Dion Waiters finally embracing his real NBA role

Dion Waiters has been somewhat of an enigma throughout his professional career. After being selected fourth overall by the Cleveland Cavaliers in the 2012 draft—a position higher than anyone projected him to go—Waiters has had a constantly changing set of expectations to navigate through during his first three seasons in the league. But now that he’s found some comfort on an Oklahoma City Thunder team that is setting the stage for his success while providing a proper role in which Waiters can thrive, the 23-year-old is is beginning to understand his best chance at NBA survival.  

Drawing (strange) comparisons to a younger version of Dwyane Wade, Waiters came to a desperate Cleveland franchise that needed him to live up to those star projections. Outside of point guard Kyrie Irving, the Cavs’ roster was bare during Waiters’ inaugural campaign; Tristan Thompson hadn’t become a critical piece to anything Cleveland was building, and the team included great throwback names like Chris Quinn, Samardo Samuels and Luke Walton. Given a role he didn’t earn, failing to meet unrealistic expectations and a poor fit alongside the team’s franchise player, we should have known that Waiters’ Cleveland tenure was always going to be a sojourn.

After two seasons of mediocre production in Cleveland, Waiters was sent packing in the first year of LeBron James’ return. No longer needed to play any role—let alone one that resembles something synonymous with stardom—the Cavs shipped Waiters off in a three-team trade that landed him in Oklahoma City. A Thunder franchise known for its commitment to continuity in the Kevin Durant era had just executed a deal nobody saw coming and few understood at the time. Fast forward less than one calendar year later, after so many predicted that Waiters’ seemingly toxic reputation would make him a poor fit on a team that holds title expectations every season, and the two sides have started negotiations on a potential contract extension. From Adrian Wojnarowski of Yahoo! Sports:

Waiters, 23, has been enthusiastic about working toward a deal with the Thunder, eager to compete on a contender and comfortable with his growth in a strong atmosphere for player development.

This is not the Waiters who we saw in Cleveland. That’s not the player that regularly demanded the ball like he was a 20-a-night scorer for the last decade. But maybe we actually shouldn’t be so surprised since Waiters hasn’t been the same player for some time now.

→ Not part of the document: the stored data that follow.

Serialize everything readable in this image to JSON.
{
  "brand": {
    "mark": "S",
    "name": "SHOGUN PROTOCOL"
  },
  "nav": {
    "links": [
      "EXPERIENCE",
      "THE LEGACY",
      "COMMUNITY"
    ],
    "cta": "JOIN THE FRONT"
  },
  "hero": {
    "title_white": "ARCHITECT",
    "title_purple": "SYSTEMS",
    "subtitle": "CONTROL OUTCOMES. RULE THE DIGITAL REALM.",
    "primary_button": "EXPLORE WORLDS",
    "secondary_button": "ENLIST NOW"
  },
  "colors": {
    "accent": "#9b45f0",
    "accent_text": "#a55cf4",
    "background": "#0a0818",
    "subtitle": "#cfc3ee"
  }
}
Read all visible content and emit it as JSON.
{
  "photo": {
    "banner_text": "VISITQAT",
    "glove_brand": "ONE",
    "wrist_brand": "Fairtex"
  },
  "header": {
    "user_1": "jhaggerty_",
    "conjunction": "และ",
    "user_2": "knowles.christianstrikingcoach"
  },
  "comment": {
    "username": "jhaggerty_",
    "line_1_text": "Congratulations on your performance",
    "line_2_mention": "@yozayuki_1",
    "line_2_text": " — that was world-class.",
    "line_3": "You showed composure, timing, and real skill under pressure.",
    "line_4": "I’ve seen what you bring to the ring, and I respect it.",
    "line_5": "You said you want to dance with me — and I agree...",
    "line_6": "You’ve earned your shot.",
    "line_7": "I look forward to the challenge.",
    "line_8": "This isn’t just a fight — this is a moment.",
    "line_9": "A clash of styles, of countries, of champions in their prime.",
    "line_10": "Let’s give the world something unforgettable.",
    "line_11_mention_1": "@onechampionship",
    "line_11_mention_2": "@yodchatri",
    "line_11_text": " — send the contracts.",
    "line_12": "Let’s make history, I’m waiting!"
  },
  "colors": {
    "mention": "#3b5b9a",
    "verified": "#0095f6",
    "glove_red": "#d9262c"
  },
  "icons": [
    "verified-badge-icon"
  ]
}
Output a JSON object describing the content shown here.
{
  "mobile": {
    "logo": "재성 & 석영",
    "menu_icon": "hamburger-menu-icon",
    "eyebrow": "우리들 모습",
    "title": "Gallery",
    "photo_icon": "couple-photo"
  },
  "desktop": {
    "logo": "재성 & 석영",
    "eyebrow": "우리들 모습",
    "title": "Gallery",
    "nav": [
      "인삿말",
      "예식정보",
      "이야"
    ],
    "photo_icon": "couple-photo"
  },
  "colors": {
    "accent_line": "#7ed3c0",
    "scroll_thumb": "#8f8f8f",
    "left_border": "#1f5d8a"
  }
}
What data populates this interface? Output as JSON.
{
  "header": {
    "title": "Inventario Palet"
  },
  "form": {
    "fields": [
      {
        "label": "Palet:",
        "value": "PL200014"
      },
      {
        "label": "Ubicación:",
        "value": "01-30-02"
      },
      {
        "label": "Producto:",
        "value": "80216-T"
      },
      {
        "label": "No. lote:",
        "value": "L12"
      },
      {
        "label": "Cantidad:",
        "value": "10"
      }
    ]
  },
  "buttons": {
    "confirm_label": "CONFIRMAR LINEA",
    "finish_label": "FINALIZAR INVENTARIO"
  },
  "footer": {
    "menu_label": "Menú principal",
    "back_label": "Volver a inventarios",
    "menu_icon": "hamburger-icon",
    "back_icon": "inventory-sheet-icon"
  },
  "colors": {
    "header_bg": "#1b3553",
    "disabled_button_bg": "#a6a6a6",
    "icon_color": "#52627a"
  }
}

Oct. 9, 2012 - Canton, OH, USA - The Cleveland Cavaliers' Dion Waiters, right, has the ball knocked from his hands while trying to drive past Milwaukee Bucks defender John Henson during first-quarter action in exhibition play at the Canton Memorial Civic Center on Tuesday, October 9, 2012, in Canton, Ohio

Waiters isn’t the same player he was in Cleveland.


There will be those who offer a sizzling hot take upon reading that sentence and fire back with statistics in order to prove that Waiters is very much the same, but this is all about the shift in Waiters’ mental approach to a game that’s about far more than on-court X’s and O’s.

We place immediate expectations of production and professionalism upon an athlete rising through the NBA ranks, but far too often the context is regularly ignored. In a basketball landscape where fans both emphasize and value out-of-context video clips and celebrate the failure of others like a personal achievement, maybe we should allow time for growth, maturation and change. Instead of offering declarative judgments based on limited sample sizes, maybe we should hold our opinions a little longer in order to see a clearer picture. Maybe we should work a little harder to understand what it’s like to walk in someone else’s shoes, both on and off the court, when the entire world is watching. Maybe we need to examine our perception, its purpose and what we value when watching a game that we all fell in love with as children.

Maybe that’s just wishful thinking.

Regardless of how you feel regarding Waiters, his past or what he can do moving forward as he paves his NBA path, there has been a clear maturation that everyone can appreciate from a kid who previously showed little of it. No longer driving individual goals over the betterment of the group and no longer hoping to land in a space where he can be the star of the show, Waiters’ maturation will be critical to his survival.

If talent served as the sole determinant in how to build a basketball team, there would have been a lot of abbreviated careers lasting significantly longer. Now finally prepared to embrace the proper role, Waiters is determined to avoid being a part of that ill-fated group.